"Bonzai'yi yapan da içeriğini bilmiyor"
EÜ BATI Enstitüsü Müdürü Prof. Dr. Coşkunol: "Bu maddeler bunu yapanların dahi içinde ne olduğunu bilmeden yaptığı ve sattığı maddeler oluyor. Dolayısıyla ortaya çıkacak etkisinin ne olacağı da bilinmiyor"
İZMİR (AA) - AHMET BAYRAM - Ege Üniversitesi (EÜ) Madde Bağımlılığı Toksikoloji ve İlaç Bilimleri (BATI) Enstitüsü Müdürü Prof. Dr. Hakan Coşkunol, Türkiye'de bonzai diye bilinen uyuşturucu maddelerin, içeriğindeki maddelerin ve etkilerinin bilinmediğini söyledi.
Coşkunol, AA muhabirine yaptığı açıklamada, Türkiye'de bonzai diye bilinen uyuşturucu maddelerin yurt dışında "Spice, K2, Jamaika" gibi isimlerle satıldığını ancak bunların hepsinin "sentetik kannabinoid" olduğunu kaydetti. Sentetik kannabinoidlerin, normal esrara göre beyne 10 kat daha fazla zarar verdiğini belirten Coşkunol, "Etkileri öldürücü olabiliyor. Bu maddelerin çok fazla alt tipi var. Bu alt tiplerden her birinin etkisi birbirinden farklı. Bu yüzden bunların getirdiği aktif etkileri de öngörmek çok zor oluyor" dedi.
- Yapması kolay ve ucuz
Sentetik kannobinoidlerin "sokak kimyacısı" diye adlandırdıkları kişilerce kolayca imal edilebildiğini ifade eden Coşkunol, şunları söyledi:
"Kimyasal yapılarına baktığımızda onların kolay bir şekilde sokakta ya da mutfakta yapıldıklarını gördük. Bu herkesin kolayca yapabileceği bir kimyasal düzenek. Bu işi yapan ve 'sokak kimyacısı' diye adlandırdığımız kişiler, bu maddelerle ilgili standardizasyonu bilmediği için aslında ortaya çıkacak maddenin ve etkisinin ne olduğunu da bilmiyor. Bu maddeler bunu yapanların dahi içinde ne olduğunu bilmeden yaptığı ve sattığı maddeler oluyor. Dolayısıyla ortaya çıkacak maddenin etkisinin ne olacağı da bilinmiyor."
- "Çok fazla türevi var"
Prof. Dr. Coşkunol, bonzai alındıktan sonra başlayan "kafa bulma" etkisinin zehirlenmeden kaynaklanmış olabileceğine işaret ederek, "Etkileri maalesef çok ölümcül ya da sakatlığın ortaya çıkmasına neden olabiliyor.
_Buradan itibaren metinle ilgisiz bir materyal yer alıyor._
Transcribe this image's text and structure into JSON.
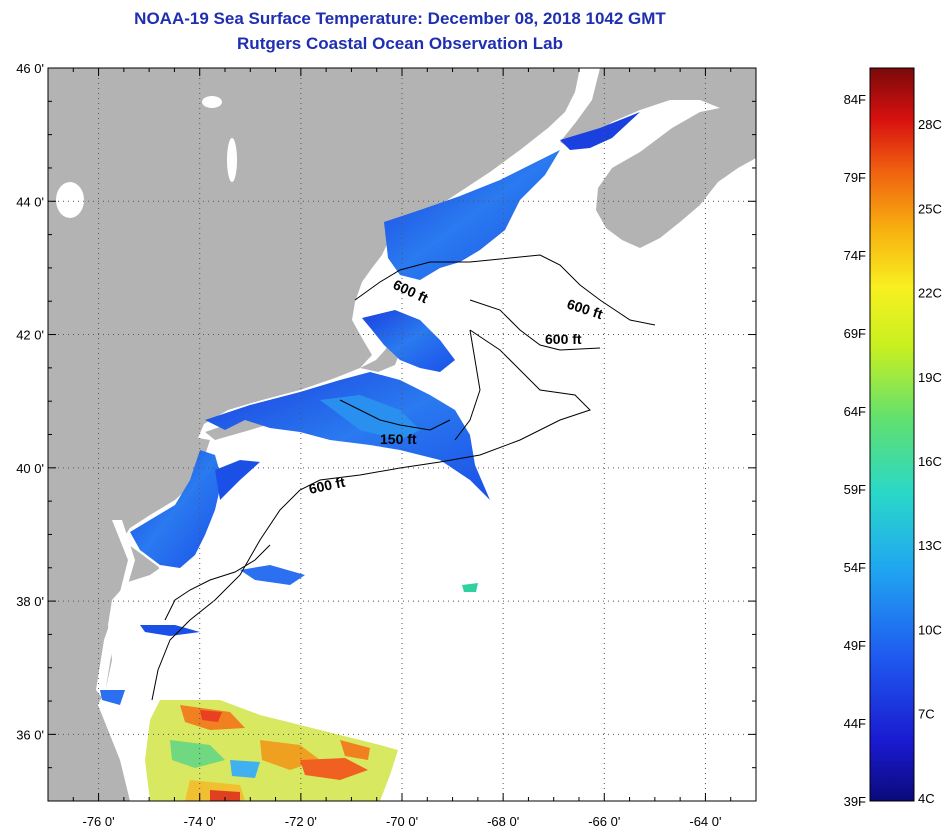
{
  "header": {
    "title": "NOAA-19 Sea Surface Temperature:  December 08, 2018 1042 GMT",
    "subtitle": "Rutgers Coastal Ocean Observation Lab"
  },
  "map": {
    "lon_range": [
      -77,
      -63
    ],
    "lat_range": [
      35,
      46
    ],
    "lat_ticks": [
      {
        "value": 46,
        "label": "46 0'"
      },
      {
        "value": 44,
        "label": "44 0'"
      },
      {
        "value": 42,
        "label": "42 0'"
      },
      {
        "value": 40,
        "label": "40 0'"
      },
      {
        "value": 38,
        "label": "38 0'"
      },
      {
        "value": 36,
        "label": "36 0'"
      }
    ],
    "lon_ticks": [
      {
        "value": -76,
        "label": "-76 0'"
      },
      {
        "value": -74,
        "label": "-74 0'"
      },
      {
        "value": -72,
        "label": "-72 0'"
      },
      {
        "value": -70,
        "label": "-70 0'"
      },
      {
        "value": -68,
        "label": "-68 0'"
      },
      {
        "value": -66,
        "label": "-66 0'"
      },
      {
        "value": -64,
        "label": "-64 0'"
      }
    ],
    "contour_labels": [
      "600 ft",
      "600 ft",
      "600 ft",
      "150 ft",
      "600 ft"
    ],
    "colors": {
      "land": "#b3b3b3",
      "ocean_no_data": "#ffffff",
      "sst_cold": "#1a4fe0",
      "sst_cool": "#2f8cf0",
      "title": "#1f2fb0"
    }
  },
  "colorbar": {
    "fahrenheit": [
      "84F",
      "79F",
      "74F",
      "69F",
      "64F",
      "59F",
      "54F",
      "49F",
      "44F",
      "39F"
    ],
    "celsius": [
      "28C",
      "25C",
      "22C",
      "19C",
      "16C",
      "13C",
      "10C",
      "7C",
      "4C"
    ],
    "range_f": [
      39,
      86
    ]
  }
}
Hint keneviri kullanıldığı zaman biz bunu kolayca tespit edebiliyoruz ama bunun içinde ne olduğunu bilemediğimiz için bunu test etmek ve zararlarını tedavi etme noktasında zorlanıyoruz. Mesela bir dönem HU serisi çok popülerdi. Bunu saptamaya başlayınca, daha az görmeye başladık ve JWH serisi ortaya çıktı" diye konuştu.
Kendilerine gelen hastaların ancak "ben bunu bırakmak istiyorum" dediği zaman ne kullanıldığından haberdar olduklarını dile getiren Coşkunol, "Jamaika, kullandım diyor ama Jamaika dediği maddenin hangisini ya da hangi serisini yani 'JWH' mi 'HU' mu ben nereden bileceğim. O bir toz aldı, kullandı. Belki o sentetik kannobinoid bile değildi" ifadesini kullandı.
- Denetimli serbestlik bonzaiye yöneltiyor
Coşkunol, esrar kullanırken yakalanan denetimli serbestlik uygulamasının faydalananların, bu uygulamadaki açık nedeniyle bonzaiye yöneldiğini savunarak, şöyle devam etti:
"Bu denetimli serbestlik uygulamasında madde kullananlara bir ceza verilmiyor. Toplum içinde kalmaları sağlanarak, tedavileri amaçlanıyor. Bu kişiler denetim serbestlik büroları tarafında bu uygulama süresince izleniyorlar. Uygulama dönemini olumlu geçirirlerse ceza almıyorlar. Denetimli serbestlikten yararlananlar, bizim burada kontrollere tabi oluyor. Zaman zaman gelip idrar ve tükürük veriyorlar. Esrarı da bırakamıyorlar. Verdikleri numunelerde esrar kolayca saptanıyor. Onun yerine saptanamadığını bilip, bu maddeleri kullanıyorlar ve buraya geliyorlar. Burada maalesef sokak kimyasından bir gol yedik."